Avant l’avènement du PADEFIP, quelles étaient vos capacités de production et de distribution et depuis PADEFIP, qu’est-ce qui a changé ?
Lorsqu’il n’y avait pas ce genre de projet, moi, dans mon élevage de poisson, il y a des choses qui me manquaient, des choses que je n’arrivais pas à limiter. J’avais beaucoup de perte de poissons car, dans le but de multiplier ma production, j’en mettais suffisamment dans les bassins de sorte à amasser beaucoup d’argent mais beaucoup meurent malheureusement par la suite. C’est donc l’apport du PADEFIP qui m’a permis de savoir le nombre limite de poissons à mettre par m². Avant le PADEFIP, je ne vendais pas trop de poissons, si c’est trop en 1an, c’est 1 tonne ou 1 tonne 200 kilos. Mais, depuis 2021 qu’ils sont venus pour travailler avec nous, ma production est passée d’une tonne à 10 tonnes aujourd’hui.

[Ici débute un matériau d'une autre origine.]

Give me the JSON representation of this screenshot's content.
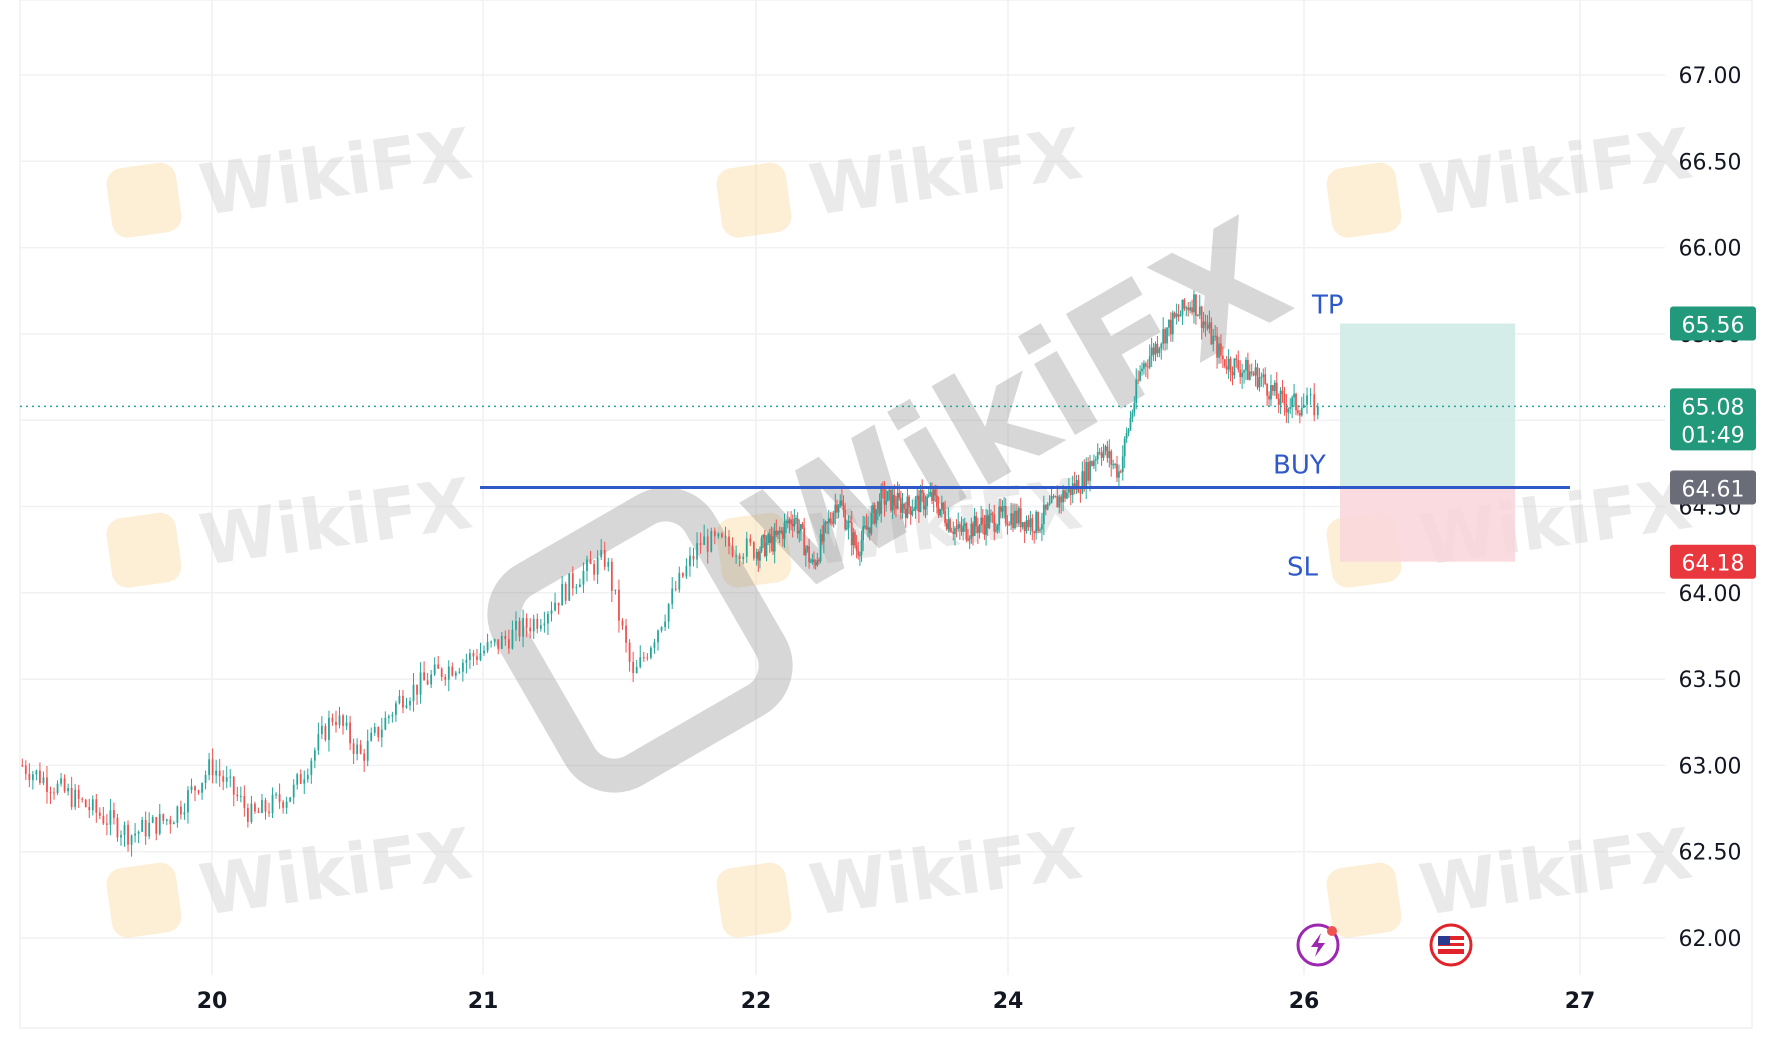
{
  "chart_data": {
    "type": "candlestick",
    "title": "",
    "xlabel": "",
    "ylabel": "",
    "x_tick_labels": [
      "20",
      "21",
      "22",
      "24",
      "26",
      "27"
    ],
    "y_tick_labels": [
      "67.00",
      "66.50",
      "66.00",
      "65.50",
      "65.00",
      "64.50",
      "64.00",
      "63.50",
      "63.00",
      "62.50",
      "62.00"
    ],
    "ylim": [
      61.8,
      67.3
    ],
    "grid": true,
    "price_path": [
      {
        "t": 19.3,
        "p": 63.0
      },
      {
        "t": 19.5,
        "p": 62.8
      },
      {
        "t": 19.7,
        "p": 62.6
      },
      {
        "t": 19.85,
        "p": 62.7
      },
      {
        "t": 20.0,
        "p": 63.0
      },
      {
        "t": 20.15,
        "p": 62.7
      },
      {
        "t": 20.3,
        "p": 62.85
      },
      {
        "t": 20.45,
        "p": 63.3
      },
      {
        "t": 20.55,
        "p": 63.05
      },
      {
        "t": 20.7,
        "p": 63.4
      },
      {
        "t": 20.85,
        "p": 63.55
      },
      {
        "t": 21.05,
        "p": 63.7
      },
      {
        "t": 21.2,
        "p": 63.85
      },
      {
        "t": 21.35,
        "p": 64.1
      },
      {
        "t": 21.45,
        "p": 64.2
      },
      {
        "t": 21.55,
        "p": 63.5
      },
      {
        "t": 21.7,
        "p": 64.0
      },
      {
        "t": 21.8,
        "p": 64.3
      },
      {
        "t": 22.0,
        "p": 64.25
      },
      {
        "t": 22.15,
        "p": 64.3
      },
      {
        "t": 22.3,
        "p": 64.45
      },
      {
        "t": 22.45,
        "p": 64.15
      },
      {
        "t": 22.65,
        "p": 64.55
      },
      {
        "t": 22.8,
        "p": 64.25
      },
      {
        "t": 23.0,
        "p": 64.55
      },
      {
        "t": 23.2,
        "p": 64.5
      },
      {
        "t": 23.4,
        "p": 64.55
      },
      {
        "t": 23.6,
        "p": 64.35
      },
      {
        "t": 23.8,
        "p": 64.4
      },
      {
        "t": 24.0,
        "p": 64.45
      },
      {
        "t": 24.2,
        "p": 64.4
      },
      {
        "t": 24.35,
        "p": 64.55
      },
      {
        "t": 24.5,
        "p": 64.65
      },
      {
        "t": 24.62,
        "p": 64.85
      },
      {
        "t": 24.75,
        "p": 64.7
      },
      {
        "t": 24.9,
        "p": 65.3
      },
      {
        "t": 25.05,
        "p": 65.5
      },
      {
        "t": 25.25,
        "p": 65.7
      },
      {
        "t": 25.45,
        "p": 65.35
      },
      {
        "t": 25.7,
        "p": 65.25
      },
      {
        "t": 25.85,
        "p": 65.1
      },
      {
        "t": 26.05,
        "p": 65.08
      }
    ],
    "last_price": 65.08,
    "price_tag_time": "01:49",
    "position": {
      "type": "long",
      "tp_label": "TP",
      "entry_label": "BUY",
      "sl_label": "SL",
      "tp": 65.56,
      "entry": 64.61,
      "sl": 64.18,
      "tp_text": "65.56",
      "entry_text": "64.61",
      "sl_text": "64.18",
      "last_text": "65.08"
    },
    "colors": {
      "up": "#26a69a",
      "down": "#ef5350",
      "buy_line": "#2f59c9",
      "tp_zone": "#cdeae4",
      "sl_zone": "#f9d6da",
      "tp_tag": "#22997b",
      "sl_tag": "#e8383d",
      "entry_tag": "#6a6d78",
      "grid": "#f0f1f3"
    }
  },
  "watermark": {
    "brand": "WikiFX"
  },
  "icons": [
    "lightning-icon",
    "us-flag-icon"
  ]
}
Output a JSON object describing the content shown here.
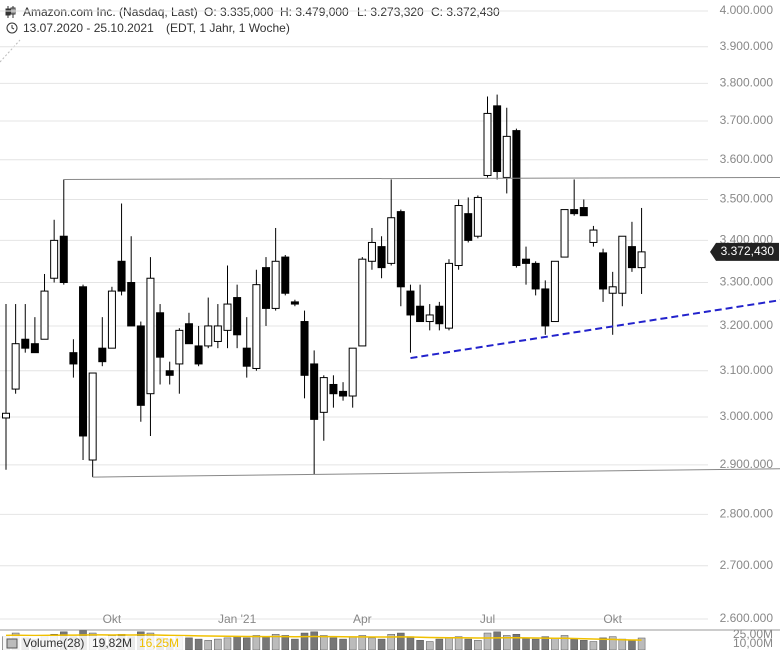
{
  "header": {
    "ohlc": [
      "O: 3.335,000",
      "H: 3.479,000",
      "L: 3.273,320",
      "C: 3.372,430"
    ],
    "period": "13.07.2020 - 25.10.2021",
    "settings": "(EDT, 1 Jahr, 1 Woche)"
  },
  "chart_data": [
    {
      "type": "candlestick",
      "title": "Amazon.com Inc. (Nasdaq, Last)",
      "log": true,
      "grid": true,
      "up_color": "#ffffff",
      "down_color": "#000000",
      "categories": [
        null,
        null,
        null,
        null,
        null,
        null,
        null,
        null,
        null,
        null,
        null,
        "Okt",
        null,
        null,
        null,
        null,
        null,
        null,
        null,
        null,
        null,
        null,
        null,
        null,
        "Jan '21",
        null,
        null,
        null,
        null,
        null,
        null,
        null,
        null,
        null,
        null,
        null,
        null,
        "Apr",
        null,
        null,
        null,
        null,
        null,
        null,
        null,
        null,
        null,
        null,
        null,
        null,
        "Jul",
        null,
        null,
        null,
        null,
        null,
        null,
        null,
        null,
        null,
        null,
        null,
        null,
        "Okt",
        null,
        null,
        null
      ],
      "open": [
        2998000,
        3060000,
        3170000,
        3160000,
        3170000,
        3310000,
        3410000,
        3140000,
        3290000,
        2910000,
        3150000,
        3150000,
        3350000,
        3300000,
        3200000,
        3050000,
        3230000,
        3100000,
        3115000,
        3205000,
        3155000,
        3155000,
        3165000,
        3190000,
        3265000,
        3150000,
        3105000,
        3335000,
        3240000,
        3360000,
        3255000,
        3210000,
        3115000,
        3010000,
        3070000,
        3055000,
        3045000,
        3155000,
        3350000,
        3385000,
        3345000,
        3470000,
        3280000,
        3245000,
        3210000,
        3245000,
        3195000,
        3340000,
        3465000,
        3410000,
        3560000,
        3740000,
        3555000,
        3675000,
        3355000,
        3345000,
        3285000,
        3210000,
        3360000,
        3475000,
        3480000,
        3395000,
        3370000,
        3275000,
        3275000,
        3385000,
        3335000
      ],
      "high": [
        3250000,
        3250000,
        3250000,
        3220000,
        3320000,
        3450000,
        3550000,
        3170000,
        3295000,
        3095000,
        3220000,
        3290000,
        3490000,
        3410000,
        3210000,
        3360000,
        3250000,
        3120000,
        3195000,
        3230000,
        3200000,
        3265000,
        3250000,
        3340000,
        3295000,
        3220000,
        3330000,
        3360000,
        3430000,
        3365000,
        3260000,
        3235000,
        3145000,
        3090000,
        3090000,
        3075000,
        3150000,
        3360000,
        3430000,
        3410000,
        3550000,
        3475000,
        3295000,
        3295000,
        3250000,
        3255000,
        3355000,
        3500000,
        3505000,
        3510000,
        3765000,
        3770000,
        3735000,
        3680000,
        3385000,
        3350000,
        3305000,
        3350000,
        3475000,
        3550000,
        3500000,
        3435000,
        3380000,
        3325000,
        3410000,
        3445000,
        3479000
      ],
      "low": [
        2890000,
        3050000,
        3140000,
        3140000,
        3170000,
        3300000,
        3295000,
        3085000,
        2910000,
        2875000,
        3110000,
        3150000,
        3270000,
        3200000,
        2990000,
        2960000,
        3070000,
        3070000,
        3050000,
        3160000,
        3110000,
        3150000,
        3150000,
        3150000,
        3150000,
        3085000,
        3100000,
        3200000,
        3235000,
        3270000,
        3245000,
        3040000,
        2880000,
        2950000,
        3020000,
        3035000,
        3020000,
        3155000,
        3330000,
        3310000,
        3340000,
        3245000,
        3140000,
        3210000,
        3190000,
        3190000,
        3190000,
        3330000,
        3395000,
        3405000,
        3555000,
        3550000,
        3515000,
        3335000,
        3295000,
        3270000,
        3180000,
        3210000,
        3360000,
        3460000,
        3460000,
        3385000,
        3255000,
        3180000,
        3245000,
        3325000,
        3273320
      ],
      "close": [
        3008000,
        3160000,
        3150000,
        3140000,
        3280000,
        3400000,
        3300000,
        3115000,
        2960000,
        3095000,
        3120000,
        3280000,
        3280000,
        3200000,
        3025000,
        3310000,
        3130000,
        3090000,
        3190000,
        3160000,
        3115000,
        3200000,
        3200000,
        3250000,
        3180000,
        3110000,
        3295000,
        3240000,
        3350000,
        3275000,
        3250000,
        3090000,
        2995000,
        3085000,
        3050000,
        3045000,
        3150000,
        3355000,
        3395000,
        3335000,
        3455000,
        3290000,
        3225000,
        3210000,
        3225000,
        3205000,
        3345000,
        3485000,
        3400000,
        3505000,
        3720000,
        3570000,
        3660000,
        3340000,
        3345000,
        3285000,
        3200000,
        3350000,
        3475000,
        3465000,
        3460000,
        3425000,
        3285000,
        3290000,
        3410000,
        3335000,
        3372430
      ],
      "last_label": "3.372,430",
      "ylim": [
        2600000,
        4000000
      ],
      "yticks": [
        {
          "value": 4000000,
          "label": "4.000.000"
        },
        {
          "value": 3900000,
          "label": "3.900.000"
        },
        {
          "value": 3800000,
          "label": "3.800.000"
        },
        {
          "value": 3700000,
          "label": "3.700.000"
        },
        {
          "value": 3600000,
          "label": "3.600.000"
        },
        {
          "value": 3500000,
          "label": "3.500.000"
        },
        {
          "value": 3400000,
          "label": "3.400.000"
        },
        {
          "value": 3300000,
          "label": "3.300.000"
        },
        {
          "value": 3200000,
          "label": "3.200.000"
        },
        {
          "value": 3100000,
          "label": "3.100.000"
        },
        {
          "value": 3000000,
          "label": "3.000.000"
        },
        {
          "value": 2900000,
          "label": "2.900.000"
        },
        {
          "value": 2800000,
          "label": "2.800.000"
        },
        {
          "value": 2700000,
          "label": "2.700.000"
        },
        {
          "value": 2600000,
          "label": "2.600.000"
        }
      ],
      "trendlines": [
        {
          "color": "#888888",
          "dashed": false,
          "x": [
            6,
            80.4
          ],
          "y": [
            3550000,
            3555000
          ]
        },
        {
          "color": "#888888",
          "dashed": false,
          "x": [
            9,
            80.4
          ],
          "y": [
            2875000,
            2892000
          ]
        },
        {
          "color": "#2222cc",
          "dashed": true,
          "x": [
            42,
            80.4
          ],
          "y": [
            3128000,
            3259000
          ]
        }
      ]
    },
    {
      "type": "bar",
      "ylim": [
        0,
        33
      ],
      "yticks": [
        {
          "value": 25,
          "label": "25,00M"
        },
        {
          "value": 10,
          "label": "10,00M"
        }
      ],
      "series": [
        {
          "name": "Volume(28)",
          "color": "#bbbbbb",
          "last_value_label": "19,82M",
          "values": [
            22,
            28,
            20,
            18,
            24,
            26,
            30,
            22,
            32,
            28,
            20,
            24,
            26,
            22,
            30,
            28,
            20,
            18,
            22,
            20,
            18,
            16,
            18,
            20,
            22,
            20,
            24,
            22,
            26,
            24,
            18,
            28,
            30,
            24,
            20,
            18,
            22,
            24,
            20,
            18,
            26,
            28,
            22,
            16,
            14,
            18,
            20,
            22,
            18,
            16,
            28,
            30,
            24,
            26,
            20,
            18,
            22,
            20,
            24,
            18,
            16,
            14,
            20,
            22,
            18,
            16,
            19.82
          ]
        },
        {
          "type": "line",
          "color": "#f0c000",
          "last_value_label": "16,25M",
          "values": [
            24.1,
            24.3,
            24.2,
            24.0,
            24.1,
            24.4,
            24.6,
            24.5,
            24.8,
            25.0,
            24.9,
            24.8,
            24.9,
            24.7,
            24.9,
            25.0,
            24.6,
            24.2,
            24.0,
            23.8,
            23.4,
            23.0,
            22.8,
            22.6,
            22.5,
            22.3,
            22.2,
            22.1,
            22.2,
            22.0,
            21.8,
            22.0,
            22.2,
            22.1,
            22.0,
            21.8,
            21.7,
            21.6,
            21.5,
            21.4,
            21.5,
            21.6,
            21.4,
            21.0,
            20.6,
            20.4,
            20.3,
            20.2,
            20.0,
            19.7,
            19.9,
            20.1,
            20.2,
            20.3,
            20.1,
            19.8,
            19.6,
            19.4,
            19.3,
            19.0,
            18.6,
            18.1,
            17.8,
            17.5,
            17.0,
            16.6,
            16.25
          ]
        }
      ]
    }
  ]
}
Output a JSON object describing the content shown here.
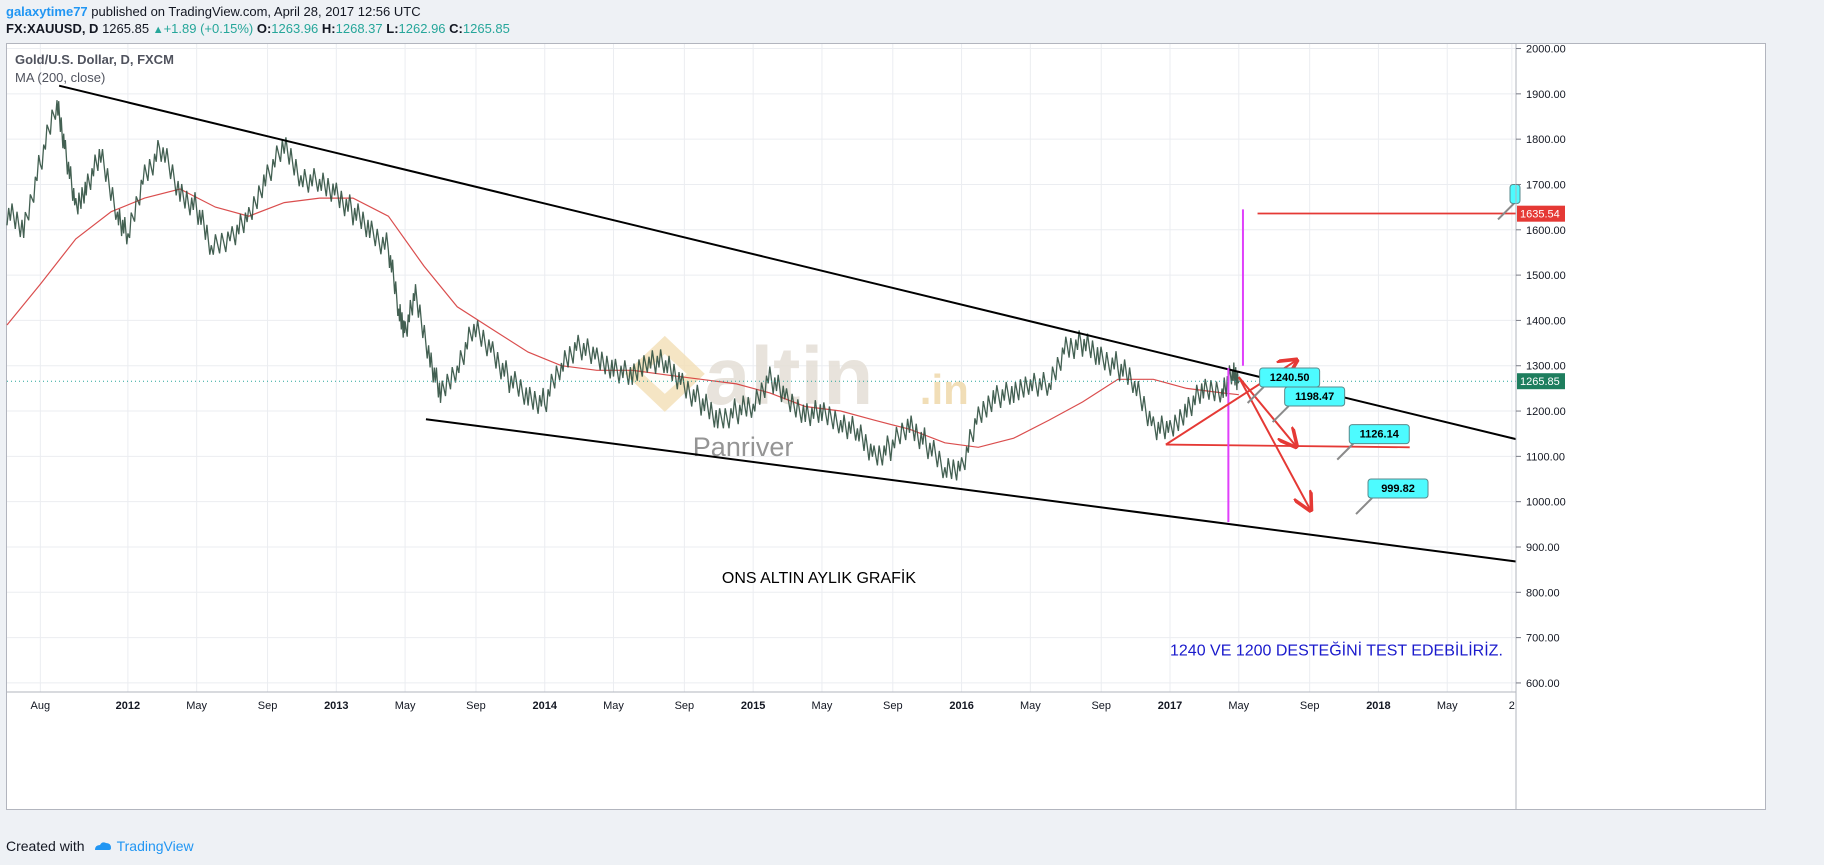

En termes de revenu, ça avoisine combien déjà ?
Avant le PADEFIP, on était dans le noir, on n’avait pas de clientèle et c’est seulement nos parents qui abusent de nous ici et prennent le kilo à 1500Fcfa. Aujourd’hui, nous cédons le kilo à 2200 et la tonne, je la cède à 2 million 200 mille de nos jours.
On peut se convaincre de ce que vous faites des profits et que vous êtes à l’aise dans la pisciculture. Mais beaucoup de personnes, des jeunes et autres sont toujours au chômage et ont honte de s’engager ou n’ont d’yeux que pour les occupations bureaucrates…avez-vous un appel à leur lancer, un conseil?
Sur cette question, je vous parlerai de ma propre expérience. Moi-même j’étais menuisier et pas un petit, j’ai ma scierie, je fais la charpente et un peu de coffrage aussi. Mais vu le profit et le bénéfice que je trouve dans la pisciculture aujourd’hui, j’ai commencé par négliger la menuiserie pour m’accrocher plus à ce domaine. Mais personnellement, je ne sais pas vivre en vase clos ou en autarcie. Ainsi, il n’y a pas celui-là aujourd’hui dans notre association ici à Covè à qui je n’ai pas avoué que la pisciculture est très profitable. Je leur montre même mon cahier de compte. Mes jeunes frères qui se baladent un peu partout maintenant, toute proportion gardée, je les qualifie de fainéants. Car, quand on s’accroche à un truc et on se donne à fonds, on a toujours le peu. Il y a bel et bien à faire et pourtant, on crie au chômage. Moi, je gagne bien ma vie dans la pisciculture et ceux qui font le même travail savent de quoi je parle. Et si nos jeunes qui ne savent pas peuvent m’entendre, ils m’en diront des nouvelles. La pisciculture est rentable.